Reference no: EM133931921

Assignment:

Our campus buildings are typically heated with steam that is generated at a central facility. Let us assume that steam is generated at 45 bar and 265 °C in a boiler that is 90% efficient and runs on coal (heat value ≈30100 kJ/kg). We will analyze only the steam generation unit in the utility facility and for the purposes of the analysis, this system has a boiler, liquid pump and a throttle valve. The pump is used to pressurize the condensate returning from the buildings at 1 bar and 21 °C to the boiler pressure at 45 bar, and has an isentropic efficiency of 45%. The pump requires electricity to run and the central facility pays for the electricity required to run the pump. The throttle valve is at the outlet of the boiler and used to decrease the pressure of the steam down to 13 bar before piping it to the buildings. The total heat provided to the campus buildings is 2.11 PJ over the course of a nominal heating season.
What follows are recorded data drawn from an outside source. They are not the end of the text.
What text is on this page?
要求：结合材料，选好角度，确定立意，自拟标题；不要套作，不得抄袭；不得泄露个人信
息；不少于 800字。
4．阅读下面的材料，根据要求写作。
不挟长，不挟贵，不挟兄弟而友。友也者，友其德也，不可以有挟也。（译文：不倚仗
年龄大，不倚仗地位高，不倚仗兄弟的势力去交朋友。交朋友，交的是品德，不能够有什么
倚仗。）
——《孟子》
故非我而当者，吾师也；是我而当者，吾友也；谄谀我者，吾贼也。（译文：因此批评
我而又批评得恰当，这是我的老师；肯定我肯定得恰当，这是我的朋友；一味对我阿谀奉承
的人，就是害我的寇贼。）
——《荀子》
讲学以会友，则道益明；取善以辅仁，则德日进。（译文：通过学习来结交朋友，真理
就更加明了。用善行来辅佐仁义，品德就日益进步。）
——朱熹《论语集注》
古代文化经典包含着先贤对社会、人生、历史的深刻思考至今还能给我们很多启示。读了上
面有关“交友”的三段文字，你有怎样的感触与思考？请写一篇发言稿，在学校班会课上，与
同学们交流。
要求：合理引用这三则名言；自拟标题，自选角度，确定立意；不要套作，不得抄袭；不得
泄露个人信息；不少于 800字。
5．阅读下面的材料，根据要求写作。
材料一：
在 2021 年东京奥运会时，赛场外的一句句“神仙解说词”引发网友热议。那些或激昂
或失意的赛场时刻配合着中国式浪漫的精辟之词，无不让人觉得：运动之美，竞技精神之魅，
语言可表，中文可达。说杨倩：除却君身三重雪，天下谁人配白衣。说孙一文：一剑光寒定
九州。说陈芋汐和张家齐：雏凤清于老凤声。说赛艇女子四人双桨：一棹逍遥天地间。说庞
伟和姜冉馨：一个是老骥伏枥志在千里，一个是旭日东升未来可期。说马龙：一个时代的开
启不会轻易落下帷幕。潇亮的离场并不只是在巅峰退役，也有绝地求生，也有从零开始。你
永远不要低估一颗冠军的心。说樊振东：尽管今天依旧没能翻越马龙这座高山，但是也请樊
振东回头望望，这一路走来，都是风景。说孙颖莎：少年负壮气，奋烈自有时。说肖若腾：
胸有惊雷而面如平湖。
You have devised a plan to replace the throttle valve with a steam turbine such that you can generate some of the electricity you need to run the pump instead of just wasting (potentially) useful steam energy in the throttle valve. The turbine has an isentropic efficiency of 75% and is connected to an electric generator with efficiency 90%, and replacing the throttle valve with the turbine will incur some start-up or capital expenditure. You must use an exergy and cost analysis to see whether this is a good idea or not. Answer the following questions, and note that this list of questions will guide you through your analysis:

(a) How much coal (in metric tons) is required during a nominal heating season for both systems?

(b) How much electricity can you produce with the modified system that uses the turbine?

(c) What is the cost incurred from burning coal to heat the campus buildings during the heating season if the cost of coal per metric ton is $97.14 (c. 2021 pricing)?

(d) What is the total cost for both systems if the cost of electricity is $0.10/kWh (dollar per kilo-watthour, current 2022 rates) and the excess (amount not needed by the pump) electricity generated can be sold back to the grid?

(e) What are the sources of exergy destruction for both systems?

(f) What are the 2nd law efficiencies for the two systems if the specific exergy of coal is equal to its heating value and the dead state is at 21 °C and 1 bar?